When doing database development disk space is not your consideration. Disk space is cheap. The problem is the size of the data table, and how that affects performance. I'm going to use some SQL Server parlance here, because I do not know what backend Blizzard is using (likely Orcale but who knows).
A database stores data in chunks, referred to as pages. The size of the chunks will vary from vendor to vendor. For SQL it is 8k. Whenever you access data, a page is pulled from memory if it cached, or disk if it is not. The number of pages that make up the table directly affects how fast you can access it.
Now, take the example 1024 bytes per row. That is a little under 7 rows per page. Take Blizzard's approach. If they use a lookup table with a character ID and an item ID (seems the most likely approach) that is 124 bytes. Less if they use unsigned 32-bit integer values.
The smaller they keep the rows, the more rows they can fit per data page, which means fewer page reads to fetch the data. It could also mean -- with a sufficiently beefy server -- that most if not all of the data could remain in memory. This is critical, as accessing data in RAM is hundreds if not thousands of times faster than accessing it from disk.

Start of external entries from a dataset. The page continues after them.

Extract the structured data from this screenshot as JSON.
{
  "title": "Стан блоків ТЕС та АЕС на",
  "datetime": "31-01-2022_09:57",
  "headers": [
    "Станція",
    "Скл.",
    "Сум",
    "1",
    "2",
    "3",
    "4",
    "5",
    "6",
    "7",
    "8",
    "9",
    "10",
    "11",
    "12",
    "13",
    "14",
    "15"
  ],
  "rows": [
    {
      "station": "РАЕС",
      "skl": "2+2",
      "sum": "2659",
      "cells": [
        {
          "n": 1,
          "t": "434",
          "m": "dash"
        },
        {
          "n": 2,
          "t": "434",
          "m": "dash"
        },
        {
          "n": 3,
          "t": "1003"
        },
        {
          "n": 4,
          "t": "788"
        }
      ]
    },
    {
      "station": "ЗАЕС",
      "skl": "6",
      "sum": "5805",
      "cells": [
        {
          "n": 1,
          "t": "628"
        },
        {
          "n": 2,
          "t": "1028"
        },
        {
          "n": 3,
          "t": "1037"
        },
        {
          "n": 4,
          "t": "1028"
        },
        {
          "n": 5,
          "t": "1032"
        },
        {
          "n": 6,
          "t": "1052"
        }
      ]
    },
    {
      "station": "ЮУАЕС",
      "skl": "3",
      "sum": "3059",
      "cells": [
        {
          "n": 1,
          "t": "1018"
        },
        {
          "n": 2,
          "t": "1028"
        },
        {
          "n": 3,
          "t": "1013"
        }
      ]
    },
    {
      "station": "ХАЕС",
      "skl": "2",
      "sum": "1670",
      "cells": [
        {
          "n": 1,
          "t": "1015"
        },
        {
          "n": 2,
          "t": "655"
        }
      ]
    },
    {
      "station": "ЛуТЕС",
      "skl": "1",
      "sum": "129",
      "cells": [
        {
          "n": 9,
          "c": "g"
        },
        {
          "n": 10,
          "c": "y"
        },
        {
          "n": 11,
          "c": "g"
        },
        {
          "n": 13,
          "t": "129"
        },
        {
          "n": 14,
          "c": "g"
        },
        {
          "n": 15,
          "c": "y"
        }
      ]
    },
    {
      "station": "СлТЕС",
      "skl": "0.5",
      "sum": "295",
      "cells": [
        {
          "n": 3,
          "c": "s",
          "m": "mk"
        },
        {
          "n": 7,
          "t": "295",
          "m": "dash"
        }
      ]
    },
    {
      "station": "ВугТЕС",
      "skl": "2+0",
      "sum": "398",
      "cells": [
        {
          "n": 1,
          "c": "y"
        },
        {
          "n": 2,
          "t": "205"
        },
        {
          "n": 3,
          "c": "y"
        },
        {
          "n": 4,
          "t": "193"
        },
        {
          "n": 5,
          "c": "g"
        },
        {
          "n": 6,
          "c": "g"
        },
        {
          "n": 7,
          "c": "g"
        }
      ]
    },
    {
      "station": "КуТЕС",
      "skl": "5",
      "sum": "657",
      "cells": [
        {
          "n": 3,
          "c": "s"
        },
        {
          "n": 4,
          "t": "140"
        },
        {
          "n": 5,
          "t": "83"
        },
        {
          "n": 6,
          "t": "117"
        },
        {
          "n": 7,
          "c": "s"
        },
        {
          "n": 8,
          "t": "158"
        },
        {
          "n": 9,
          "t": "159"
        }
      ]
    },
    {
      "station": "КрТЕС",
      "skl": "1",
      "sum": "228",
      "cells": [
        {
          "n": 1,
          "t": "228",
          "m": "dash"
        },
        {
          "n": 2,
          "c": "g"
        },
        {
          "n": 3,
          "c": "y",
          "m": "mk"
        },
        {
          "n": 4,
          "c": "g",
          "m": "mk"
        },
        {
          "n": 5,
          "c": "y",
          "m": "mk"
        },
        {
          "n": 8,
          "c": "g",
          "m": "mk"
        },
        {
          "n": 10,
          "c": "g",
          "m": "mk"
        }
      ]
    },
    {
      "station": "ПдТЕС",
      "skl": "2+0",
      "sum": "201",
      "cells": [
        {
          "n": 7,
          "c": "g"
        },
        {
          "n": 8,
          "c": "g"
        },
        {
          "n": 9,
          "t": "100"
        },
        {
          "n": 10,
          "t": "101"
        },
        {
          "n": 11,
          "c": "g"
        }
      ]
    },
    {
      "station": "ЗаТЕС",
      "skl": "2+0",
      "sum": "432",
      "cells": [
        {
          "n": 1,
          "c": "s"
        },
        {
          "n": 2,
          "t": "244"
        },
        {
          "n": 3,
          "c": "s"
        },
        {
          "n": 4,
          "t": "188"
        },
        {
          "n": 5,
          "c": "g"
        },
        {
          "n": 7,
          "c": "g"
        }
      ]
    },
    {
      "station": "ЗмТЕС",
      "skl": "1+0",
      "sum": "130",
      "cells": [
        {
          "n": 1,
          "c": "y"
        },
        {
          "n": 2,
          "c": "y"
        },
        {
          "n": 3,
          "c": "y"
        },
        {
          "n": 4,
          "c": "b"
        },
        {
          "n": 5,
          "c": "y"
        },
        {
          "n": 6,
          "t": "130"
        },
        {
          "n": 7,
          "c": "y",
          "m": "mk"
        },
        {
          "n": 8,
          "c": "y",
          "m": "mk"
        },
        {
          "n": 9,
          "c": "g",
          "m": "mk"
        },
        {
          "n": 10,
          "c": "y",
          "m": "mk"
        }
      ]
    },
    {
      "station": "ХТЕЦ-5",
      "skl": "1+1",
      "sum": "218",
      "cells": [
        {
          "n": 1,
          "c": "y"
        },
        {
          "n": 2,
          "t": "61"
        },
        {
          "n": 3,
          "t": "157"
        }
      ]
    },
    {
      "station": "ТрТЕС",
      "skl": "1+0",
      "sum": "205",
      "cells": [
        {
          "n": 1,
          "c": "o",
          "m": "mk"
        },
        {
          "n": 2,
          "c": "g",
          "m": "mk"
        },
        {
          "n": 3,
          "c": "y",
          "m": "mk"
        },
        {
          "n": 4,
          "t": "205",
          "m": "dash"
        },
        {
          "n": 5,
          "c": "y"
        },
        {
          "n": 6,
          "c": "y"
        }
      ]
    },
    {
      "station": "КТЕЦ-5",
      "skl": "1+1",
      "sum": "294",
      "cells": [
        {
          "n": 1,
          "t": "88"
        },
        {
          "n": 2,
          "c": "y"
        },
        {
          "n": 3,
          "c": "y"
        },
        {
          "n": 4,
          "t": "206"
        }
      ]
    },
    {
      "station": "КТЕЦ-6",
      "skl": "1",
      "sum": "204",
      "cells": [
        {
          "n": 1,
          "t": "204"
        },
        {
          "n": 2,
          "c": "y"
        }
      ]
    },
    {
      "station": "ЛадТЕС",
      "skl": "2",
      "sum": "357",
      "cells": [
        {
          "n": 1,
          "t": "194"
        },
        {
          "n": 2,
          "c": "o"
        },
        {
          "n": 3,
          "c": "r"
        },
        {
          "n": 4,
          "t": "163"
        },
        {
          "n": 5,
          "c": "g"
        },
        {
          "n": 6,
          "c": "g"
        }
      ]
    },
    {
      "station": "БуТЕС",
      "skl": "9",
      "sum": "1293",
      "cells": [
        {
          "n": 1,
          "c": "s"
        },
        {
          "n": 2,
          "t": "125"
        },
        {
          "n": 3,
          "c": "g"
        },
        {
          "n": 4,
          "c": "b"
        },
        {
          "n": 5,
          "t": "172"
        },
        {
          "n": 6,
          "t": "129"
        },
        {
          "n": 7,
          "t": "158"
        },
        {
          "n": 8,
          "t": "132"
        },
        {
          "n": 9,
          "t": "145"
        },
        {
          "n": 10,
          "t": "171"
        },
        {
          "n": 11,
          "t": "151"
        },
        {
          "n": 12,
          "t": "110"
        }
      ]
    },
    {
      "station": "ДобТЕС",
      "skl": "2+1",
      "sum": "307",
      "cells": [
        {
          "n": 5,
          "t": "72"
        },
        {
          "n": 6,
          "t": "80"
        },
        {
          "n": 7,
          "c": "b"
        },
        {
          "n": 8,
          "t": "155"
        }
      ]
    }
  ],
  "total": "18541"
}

Now, you could index the table, likely clustered on the character ID. But if you have 1024 bytes of data then you start to get frequent page splits. Page splits murder performance. The more rows you can stick in a page, the less likely it will be to split, and the faster read/write operations will perform.
So yeah, sounds easy, but trust me, it ain't. Especially considering this is a game, and any kind of response time greater than one to two seconds is going to be considered a fail.